“Alloh tidak pernah tidur, sayang”, ucapmu malam itu dari ujung seberang sambungan telepon tanpa kabel. Sementara disini, aku meringkuk bak si punguk yang merindukan rembulanku muncul dengan purnamanya, namun gagal. Dan aku benci harus terisak menangisi nasib yang seakan terus menerus tak berpihak padaku.
Sementara jemari tanganku sibuk menyeka air mata yang mengalir deras di pipiku, aku masih mendengarkan kau melanjutkan suaramu.
“Kamu sudah solat?”, tanyamu, mungkin berusaha mengubah arah pembicaraan malam itu. Namun aku tetap terisak, hingga aku merasa sepertinya tenggorokanku mulai tercekat.

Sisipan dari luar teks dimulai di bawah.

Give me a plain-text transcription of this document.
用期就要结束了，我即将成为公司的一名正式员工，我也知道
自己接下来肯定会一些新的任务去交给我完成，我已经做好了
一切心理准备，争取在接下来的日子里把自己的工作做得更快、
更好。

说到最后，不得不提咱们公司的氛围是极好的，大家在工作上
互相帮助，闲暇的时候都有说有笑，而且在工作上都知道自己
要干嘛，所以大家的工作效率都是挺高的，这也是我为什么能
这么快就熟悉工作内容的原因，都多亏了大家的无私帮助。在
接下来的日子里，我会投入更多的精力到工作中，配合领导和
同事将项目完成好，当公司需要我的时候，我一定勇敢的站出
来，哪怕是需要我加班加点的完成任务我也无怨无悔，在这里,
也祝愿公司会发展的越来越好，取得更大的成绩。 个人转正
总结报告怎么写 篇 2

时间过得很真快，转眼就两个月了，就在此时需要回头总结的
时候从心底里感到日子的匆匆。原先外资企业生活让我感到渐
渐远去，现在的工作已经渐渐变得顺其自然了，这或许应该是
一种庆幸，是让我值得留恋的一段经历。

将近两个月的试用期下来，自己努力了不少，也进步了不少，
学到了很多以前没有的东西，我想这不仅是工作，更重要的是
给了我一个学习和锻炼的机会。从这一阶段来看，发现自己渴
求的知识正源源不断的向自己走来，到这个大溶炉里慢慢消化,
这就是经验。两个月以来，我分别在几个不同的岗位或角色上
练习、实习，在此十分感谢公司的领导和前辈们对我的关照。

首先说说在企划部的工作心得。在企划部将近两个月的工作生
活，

“Hm, sayang, tak ada gunanya menangisi semua masalah dalam hidup, apalagi masalah seperti ini. Stop crying, ling…aku tahu kamu adalah gadis tegar yang selalu berhasil mencuri perhatianku seperti hari- hari yang lalu…”, kau lanjutkan kata- katamu lagi, tapi dengan menyisipkan sedikit komplimen, atau rayuan, ah entahlah. Ya, itu pasti dirimu, kau yang selalu berbicara dengan menyisipkan kosakata penyejuk hati. Tapi aku heran, kala itu untuk putaran pertama, jurusmu bisa dikatakan tak sempurna, buktinya aku benar- benar tak bisa menghentikan arus kristal bening yang meleleh dari mataku.
“Sudah, sayang, kamu sholat ya.. tangisanmu sudah cukup membuatku mengerti apa yang sedang terjadi padamu”, kau masih saja berjibaku dengan ucapan manismu, mencoba menenangkan.
Sebentar kemudian aku menarik napas yang panjang, lalu menghembuskannya pelan dari mulutku. Masih ada bulir- bulir yang menetes menganak di kedua pipiku, tapi aku berusaha membuka mulut.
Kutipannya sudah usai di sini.